One can only read so much into Summer League basketball. The games and practices aren't nearly as intense as they are during the regular season, and the majority of players are undrafted free agents attempting to showcase their talents to teams both near and far.
This, of course, leads to mediocre (but mildly entertaining) play for virtually everyone involved. Yet, there will still be a few standouts on each team who are worthy of a much longer look at training camp. The Houston Rockets have several players who fit that criteria, and it wouldn't be a shock if several of them wound up developing into serious contributors this season.
The Houston Rockets clearly see something in former Tennessee State forward Robert Covington—otherwise, they wouldn't have signed him to a partially guaranteed, two-year deal.
The 6'8" Covington went undrafted in June, but it didn't take long for him to make his presence felt down in Orlando. In just his third game, Covington scored 11 points and grabbed 10 rebounds in 24 minutes off of the bench.
On a team loaded with forwards, Covington clearly has his work cut out for him this summer. But don't be surprised to see him end up with the Rio Grande Valley Vipers—Houston's D-League affiliate—once the regular season kicks off.
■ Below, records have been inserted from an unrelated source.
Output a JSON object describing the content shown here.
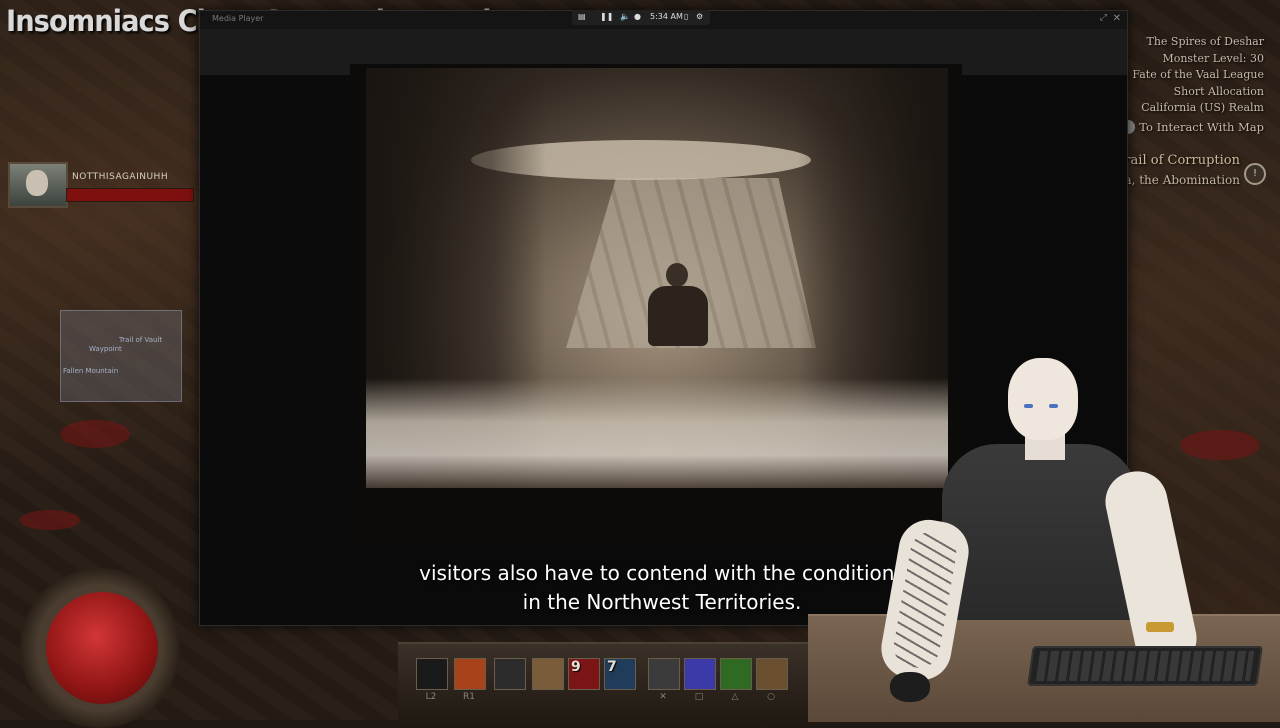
{
  "stream": {
    "title": "Insomniacs Chat: Any topic, anytime."
  },
  "player": {
    "name": "NOTTHISAGAINUHH"
  },
  "minimap": {
    "labels": [
      "Waypoint",
      "Trail of Vault",
      "Fallen Mountain"
    ]
  },
  "zone": {
    "name": "The Spires of Deshar",
    "monster_level": "Monster Level: 30",
    "league": "HC Fate of the Vaal League",
    "allocation": "Short Allocation",
    "realm": "California (US) Realm",
    "map_hint": "To Interact With Map"
  },
  "quest": {
    "title": "Trail of Corruption",
    "subtitle": "ara, the Abomination",
    "icon": "quest-marker-icon"
  },
  "window": {
    "title": "Media Player",
    "time": "5:34 AM"
  },
  "skillbar": {
    "slots": [
      {
        "icon": "empty-slot-icon",
        "color": "#1a1a1a",
        "key": "L2"
      },
      {
        "icon": "fire-skill-icon",
        "color": "#a8421a",
        "key": "R1"
      },
      {
        "icon": "swap-icon",
        "color": "#2c2c2c",
        "key": ""
      },
      {
        "icon": "beast-skill-icon",
        "color": "#7a5c3a",
        "key": ""
      },
      {
        "icon": "blood-skill-icon",
        "color": "#7c1616",
        "key": "",
        "count": "9"
      },
      {
        "icon": "shadow-skill-icon",
        "color": "#1f3c5a",
        "key": "",
        "count": "7"
      },
      {
        "icon": "claw-skill-icon",
        "color": "#3b3b3b",
        "key": ""
      },
      {
        "icon": "storm-skill-icon",
        "color": "#3b3aa8",
        "key": ""
      },
      {
        "icon": "poison-skill-icon",
        "color": "#2f6a22",
        "key": ""
      },
      {
        "icon": "summon-skill-icon",
        "color": "#6a5030",
        "key": ""
      }
    ]
  },
  "subtitle": {
    "line1": "visitors also have to contend with the conditions",
    "line2": "in the Northwest Territories."
  },
  "colors": {
    "life": "#b51f1f",
    "text_zone": "#c6b9a8",
    "quest": "#cdb89a"
  }
}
Greg Smith has all of the tools to be a legitimate backup center in the NBA. The only problem is that Houston now has two All-Star caliber centers on the roster: Dwight Howard and Omer Asik.
As it stands now, Smith figures to get most of his minutes next season at the power forward spot. At 6'10", he's got the perfect size to defend opposing 4s, but will have to work on his low-post game in order to become a consistent threat offensively. According to Synergy Sports, Smith averaged just 0.7 points per possessions in post-up situations last year.
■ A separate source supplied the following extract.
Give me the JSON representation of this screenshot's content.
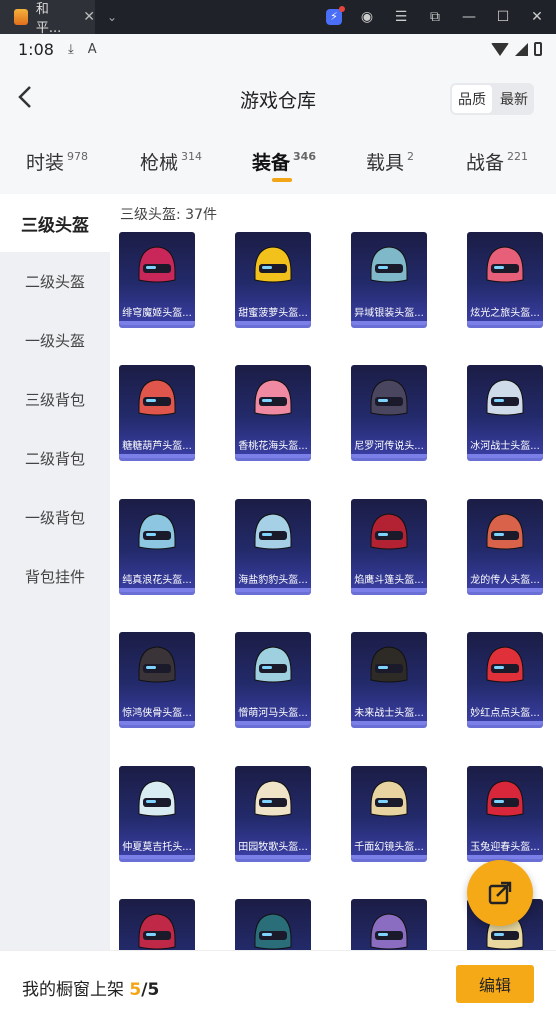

The smart money says that Houston moves Asik this summer, freeing up some playing time for Smith. But until then, the 22-year-old center will continue to turn heads with his inspired play in the Orlando Summer League.
Three years after he was drafted by the Los Angeles Lakers in 2009, Patrick Beverley finally got a chance to show his wares on the NBA level during the 2012-13 campaign.
Beverley had a pedestrian run as the Rockets' backup point guard prior to the playoffs, but in the postseason, the 24-year-old guard was Houston's fourth-leading scorer (11.8 PPG) during the team's first-round series against Oklahoma City.
Although Beverley is already entrenched as the Rockets' primary backup to Jeremy Lin, the former University of Arkansas standout is getting valuable experience running the point down in Orlando.
Many basketball fans were first introduced to Vander Blue after his game-winning layup sealed a 59-58 victory for Marquette in the second round of the NCAA Tournament this past March.
So consider the Orlando Summer League the second part of Blue's coming out party. The 6'6" wing needs significant work on his jump shot, but his quickness and length make him an above-average defender who just might be able to stick on an NBA roster.
After just two appearances, Blue left the Rockets to join the Memphis Grizzlies in the Vegas Summer League. So if Houston thinks that the 20-year-old Blue might figure into their long-term plans, they may want to lock him up as soon as his stint in Sin City is over.
Terrence Jones didn't exactly live up to expectations as a rookie, but he's been the unquestioned star of the Rockets' Summer League entry so far.
Jones' performance shouldn't be all that surprising: He was a pretty effective option last season whenever he was the beneficiary of significant playing time. In eight appearances during the month of April, Jones averaged 8.8 points and 5.9 rebounds per game while shooting 50 percent from the field.
This summer, Jones leads the Rockets with 15.8 PPG, and he has even chipped in 7.0 RPG for good measure. Houston's frontcourt is a bit crowded following the addition of Dwight Howard, but Jones' play this past week may have earned the second-year forward a spot in Kevin McHale's rotation.